Title: Transfer of soft kernel texture from Triticum aestivum to durum wheat, Triticum turgidum ssp. durum Authors
|Simeone, Marco -|
|King, Garrison -|
|Lafiandra, D -|
Submitted to: Crop Science
Publication Type: Peer Reviewed Journal
Publication Acceptance Date: August 3, 2010
Publication Date: December 21, 2010
Repository URL: http://hdl.handle.net/10113/48717
Citation: Morris, C.F., Simeone, M.C., King, G.E., Lafiandra, D. 2010. Transfer of soft kernel texture from Triticum aestivum to durum wheat, Triticum turgidum ssp. durum. Crop Science. 51:114-122. Interpretive Summary: In the present report we describe in detail the development of soft kernel durum wheat through homoeologous translocation of the puroindoline genes and the Hardness locus from T. aestivum (bread wheat). This "repair of an accident of nature" has the potential to alter the future relationship that humankind has with durum wheat, hopefully to the improvement of both.
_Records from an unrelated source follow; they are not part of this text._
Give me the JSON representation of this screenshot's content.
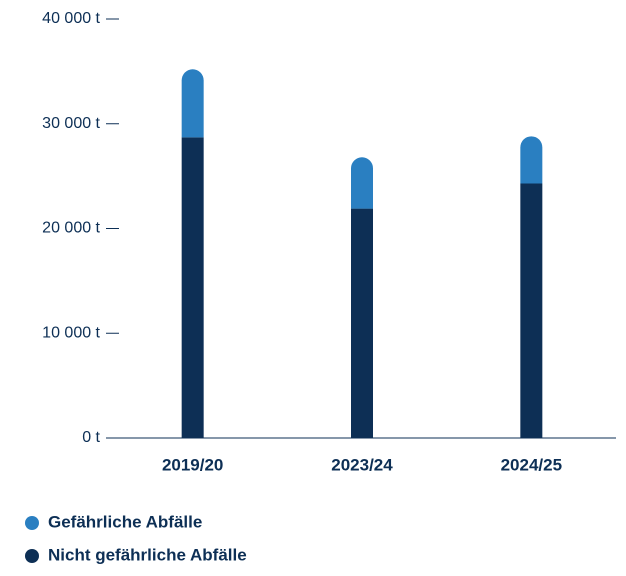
{
  "chart_data": {
    "type": "stacked_bar",
    "categories": [
      "2019/20",
      "2023/24",
      "2024/25"
    ],
    "series": [
      {
        "name": "Gefährliche Abfälle",
        "color": "#2a7fc1",
        "values": [
          6500,
          4900,
          4500
        ]
      },
      {
        "name": "Nicht gefährliche Abfälle",
        "color": "#0d2f55",
        "values": [
          28700,
          21900,
          24300
        ]
      }
    ],
    "ylim": [
      0,
      40000
    ],
    "yticks": [
      {
        "value": 0,
        "label": "0 t"
      },
      {
        "value": 10000,
        "label": "10 000 t"
      },
      {
        "value": 20000,
        "label": "20 000 t"
      },
      {
        "value": 30000,
        "label": "30 000 t"
      },
      {
        "value": 40000,
        "label": "40 000 t"
      }
    ],
    "legend": "bottom-left"
  }
}
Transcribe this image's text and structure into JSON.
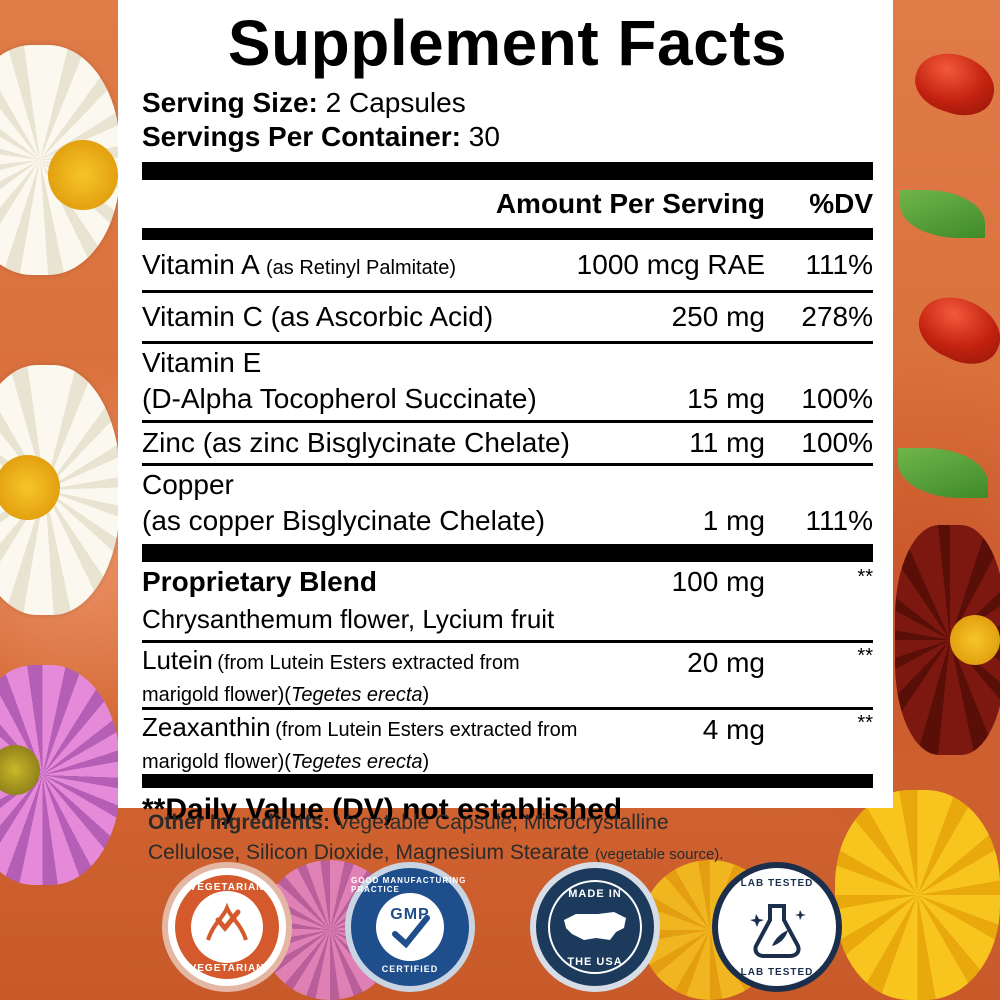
{
  "title": "Supplement Facts",
  "serving_size": {
    "label": "Serving Size:",
    "value": "2 Capsules"
  },
  "servings_per_container": {
    "label": "Servings Per Container:",
    "value": "30"
  },
  "header": {
    "amount": "Amount Per Serving",
    "dv": "%DV"
  },
  "nutrients": [
    {
      "name": "Vitamin A",
      "detail": "(as Retinyl Palmitate)",
      "amount": "1000 mcg RAE",
      "dv": "111%"
    },
    {
      "name": "Vitamin C",
      "detail": "(as Ascorbic Acid)",
      "amount": "250 mg",
      "dv": "278%"
    },
    {
      "name": "Vitamin E",
      "detail": "(D-Alpha Tocopherol Succinate)",
      "amount": "15 mg",
      "dv": "100%"
    },
    {
      "name": "Zinc",
      "detail": "(as zinc Bisglycinate Chelate)",
      "amount": "11 mg",
      "dv": "100%"
    },
    {
      "name": "Copper",
      "detail": "(as copper Bisglycinate Chelate)",
      "amount": "1 mg",
      "dv": "111%"
    }
  ],
  "blend": {
    "name": "Proprietary Blend",
    "amount": "100 mg",
    "dv": "**",
    "contents": "Chrysanthemum flower, Lycium fruit"
  },
  "lutein": {
    "name": "Lutein",
    "detail_a": "(from Lutein Esters extracted from",
    "detail_b": "marigold flower)(",
    "latin": "Tegetes erecta",
    "close": ")",
    "amount": "20 mg",
    "dv": "**"
  },
  "zeaxanthin": {
    "name": "Zeaxanthin",
    "detail_a": "(from Lutein Esters extracted from",
    "detail_b": "marigold flower)(",
    "latin": "Tegetes erecta",
    "close": ")",
    "amount": "4 mg",
    "dv": "**"
  },
  "footnote": "**Daily Value (DV) not established",
  "other": {
    "label": "Other Ingredients:",
    "text1": "Vegetable Capsule, Microcrystalline",
    "text2": "Cellulose, Silicon Dioxide, Magnesium Stearate",
    "note": "(vegetable source)."
  },
  "badges": {
    "vegetarian": {
      "top": "VEGETARIAN",
      "bottom": "VEGETARIAN"
    },
    "gmp": {
      "ring": "GOOD MANUFACTURING PRACTICE",
      "center": "GMP",
      "bottom": "CERTIFIED"
    },
    "usa": {
      "top": "MADE IN",
      "bottom": "THE USA"
    },
    "lab": {
      "top": "LAB TESTED",
      "bottom": "LAB TESTED"
    }
  },
  "colors": {
    "background": "#d9713e",
    "panel": "#ffffff",
    "ink": "#000000",
    "gmp_blue": "#1f4e8c",
    "usa_navy": "#1b3a5c"
  }
}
Nature restored the soft kernel trait to hexaploid wheat via the hybridization of T. turgidum with Ae. tauschii. Ironically, hexaploid wheat is apparently unable to live without the assistance of humans, as no wild forms are found in nature. And like its 'sister' species, the cultural and culinary relationships that formed between hexaploid wheat and humankind are intimately intertwined with its kernel texture.
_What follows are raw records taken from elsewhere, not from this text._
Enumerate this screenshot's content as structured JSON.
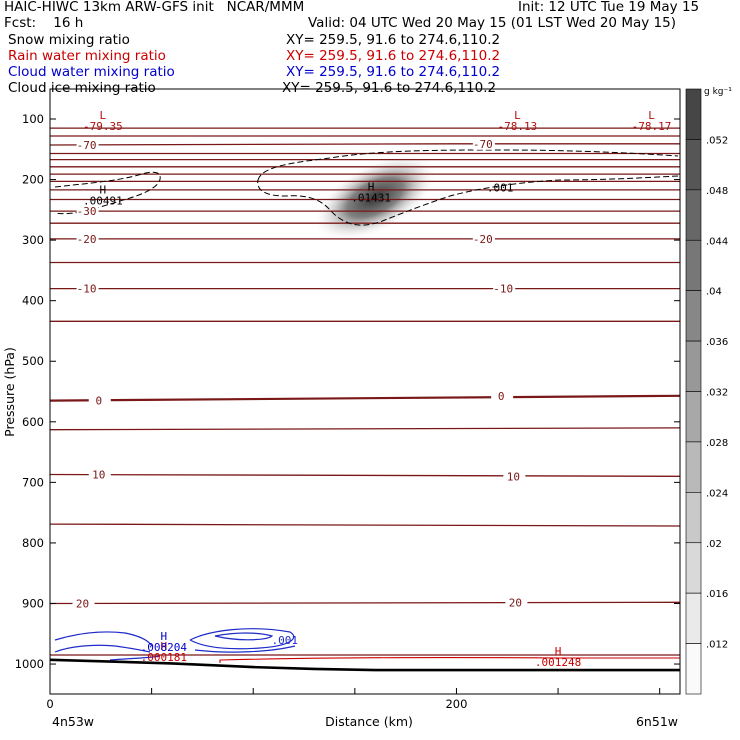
{
  "header": {
    "line1_left": "HAIC-HIWC 13km ARW-GFS init   NCAR/MMM",
    "line1_right": "Init: 12 UTC Tue 19 May 15",
    "line2_left": "Fcst:    16 h",
    "line2_right": "Valid: 04 UTC Wed 20 May 15 (01 LST Wed 20 May 15)",
    "fields": [
      {
        "name": "Snow mixing ratio",
        "xy": "XY= 259.5, 91.6 to 274.6,110.2",
        "color": "#000000"
      },
      {
        "name": "Rain water mixing ratio",
        "xy": "XY= 259.5, 91.6 to 274.6,110.2",
        "color": "#cc0000"
      },
      {
        "name": "Cloud water mixing ratio",
        "xy": "XY= 259.5, 91.6 to 274.6,110.2",
        "color": "#0000cc"
      },
      {
        "name": "Cloud ice mixing ratio",
        "xy": "XY= 259.5, 91.6 to 274.6,110.2",
        "color": "#000000"
      }
    ]
  },
  "chart_data": {
    "type": "cross-section contour",
    "ylabel": "Pressure (hPa)",
    "xlabel": "Distance (km)",
    "x_left_label": "4n53w",
    "x_right_label": "6n51w",
    "xlim": [
      0,
      310
    ],
    "x_ticks": [
      0,
      200
    ],
    "ylim": [
      1045,
      75
    ],
    "y_ticks": [
      100,
      200,
      300,
      400,
      500,
      600,
      700,
      800,
      900,
      1000
    ],
    "isotherms": [
      {
        "t": -79.35,
        "x": [
          0,
          310
        ],
        "p": [
          115,
          115
        ]
      },
      {
        "t": -75,
        "x": [
          0,
          310
        ],
        "p": [
          128,
          128
        ]
      },
      {
        "t": -70,
        "x": [
          0,
          200,
          310
        ],
        "p": [
          143,
          141,
          141
        ]
      },
      {
        "t": -65,
        "x": [
          0,
          310
        ],
        "p": [
          157,
          157
        ]
      },
      {
        "t": -60,
        "x": [
          0,
          310
        ],
        "p": [
          167,
          167
        ]
      },
      {
        "t": -55,
        "x": [
          0,
          310
        ],
        "p": [
          179,
          179
        ]
      },
      {
        "t": -50,
        "x": [
          0,
          310
        ],
        "p": [
          191,
          191
        ]
      },
      {
        "t": -45,
        "x": [
          0,
          310
        ],
        "p": [
          203,
          203
        ]
      },
      {
        "t": -40,
        "x": [
          0,
          310
        ],
        "p": [
          217,
          217
        ]
      },
      {
        "t": -35,
        "x": [
          0,
          310
        ],
        "p": [
          233,
          233
        ]
      },
      {
        "t": -30,
        "x": [
          0,
          310
        ],
        "p": [
          252,
          252
        ]
      },
      {
        "t": -25,
        "x": [
          0,
          310
        ],
        "p": [
          272,
          272
        ]
      },
      {
        "t": -20,
        "x": [
          0,
          310
        ],
        "p": [
          298,
          298
        ]
      },
      {
        "t": -15,
        "x": [
          0,
          310
        ],
        "p": [
          337,
          337
        ]
      },
      {
        "t": -10,
        "x": [
          0,
          310
        ],
        "p": [
          380,
          380
        ]
      },
      {
        "t": -5,
        "x": [
          0,
          310
        ],
        "p": [
          434,
          434
        ]
      },
      {
        "t": 0,
        "x": [
          0,
          310
        ],
        "p": [
          565,
          557
        ]
      },
      {
        "t": 5,
        "x": [
          0,
          310
        ],
        "p": [
          613,
          610
        ]
      },
      {
        "t": 10,
        "x": [
          0,
          310
        ],
        "p": [
          687,
          690
        ]
      },
      {
        "t": 15,
        "x": [
          0,
          310
        ],
        "p": [
          769,
          772
        ]
      },
      {
        "t": 20,
        "x": [
          0,
          310
        ],
        "p": [
          900,
          898
        ]
      },
      {
        "t": 25,
        "x": [
          0,
          310
        ],
        "p": [
          985,
          985
        ]
      }
    ],
    "contour_labels": [
      {
        "text": "-70",
        "x": 18,
        "p": 143
      },
      {
        "text": "-70",
        "x": 213,
        "p": 141
      },
      {
        "text": "-30",
        "x": 18,
        "p": 252
      },
      {
        "text": "-20",
        "x": 18,
        "p": 298
      },
      {
        "text": "-20",
        "x": 213,
        "p": 298
      },
      {
        "text": "-10",
        "x": 18,
        "p": 380
      },
      {
        "text": "-10",
        "x": 223,
        "p": 380
      },
      {
        "text": "0",
        "x": 24,
        "p": 565
      },
      {
        "text": "0",
        "x": 222,
        "p": 557
      },
      {
        "text": "10",
        "x": 24,
        "p": 687
      },
      {
        "text": "10",
        "x": 228,
        "p": 690
      },
      {
        "text": "20",
        "x": 16,
        "p": 900
      },
      {
        "text": "20",
        "x": 229,
        "p": 898
      }
    ],
    "extrema": [
      {
        "marker": "L",
        "value": "-79.35",
        "x": 26,
        "p": 100,
        "color": "#b01010"
      },
      {
        "marker": "L",
        "value": "-78.13",
        "x": 230,
        "p": 100,
        "color": "#b01010"
      },
      {
        "marker": "L",
        "value": "-78.17",
        "x": 296,
        "p": 100,
        "color": "#b01010"
      },
      {
        "marker": "H",
        "value": ".00491",
        "x": 26,
        "p": 223,
        "color": "#000000"
      },
      {
        "marker": "H",
        "value": ".01431",
        "x": 158,
        "p": 218,
        "color": "#000000"
      },
      {
        "marker": "H",
        "value": ".000181",
        "x": 56,
        "p": 977,
        "color": "#cc0000"
      },
      {
        "marker": "H",
        "value": ".001248",
        "x": 250,
        "p": 985,
        "color": "#cc0000"
      },
      {
        "marker": "H",
        "value": ".008204",
        "x": 56,
        "p": 960,
        "color": "#0000cc"
      }
    ],
    "snow_contour_labels": [
      {
        "text": ".001",
        "x": 215,
        "p": 213
      }
    ],
    "cloud_water_labels": [
      {
        "text": ".001",
        "x": 109,
        "p": 960
      }
    ],
    "shading_max": {
      "x": 160,
      "p": 230,
      "value": 0.05
    },
    "colorbar": {
      "unit": "g kg⁻¹",
      "min": 0.008,
      "max": 0.056,
      "labels": [
        ".052",
        ".048",
        ".044",
        ".04",
        ".036",
        ".032",
        ".028",
        ".024",
        ".02",
        ".016",
        ".012"
      ]
    },
    "terrain": {
      "x": [
        0,
        60,
        100,
        130,
        160,
        200,
        240,
        280,
        310
      ],
      "p": [
        993,
        999,
        1005,
        1008,
        1010,
        1010,
        1010,
        1010,
        1010
      ]
    }
  }
}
Technical Abstract: Durum wheat (Triticum turgidum ssp. durum) is a leading cereal grain whose primary use is the production of semolina and then pasta. Its rich culinary relationship to humans is related, in part, to its very hard kernel texture. This very hard texture is due to the loss of the Puroindoline genes which were eliminated during the allopolyploid formation of T. turgidum ca. 0.5 million years ago. In the present report, we describe the restoration of the Puroindoline genes through ph1b-mediated homoeologous translocation. Puroindoline a and puroindoline b were successfully translocated from chromosome 5D of the soft wheat (T. aestivum) variety Chinese Spring into cv. Langdon durum using a Langdon 5D(5B) disomic substitution line. Although initial translocation lines were highly unstable, recurrent back-crossing into Svevo durum variety produced stable lines that segregated in a normal 1:2:1 soft (+translocation), heterozygous, and very hard (-translocation) pattern. The final back-cross (BC3) Svevo line was grown in Arizona under common cultural practices where it produced uniformly soft grain with a Single Kernel Characterization Hardness Index of 24±14. The restoration of this fundamental property of durum wheat grain will undoubtedly have an expansive and profound effect on the way that durum grain is milled and the products that are therefrom prepared. As such, our interaction with this important food species will continue to evolve.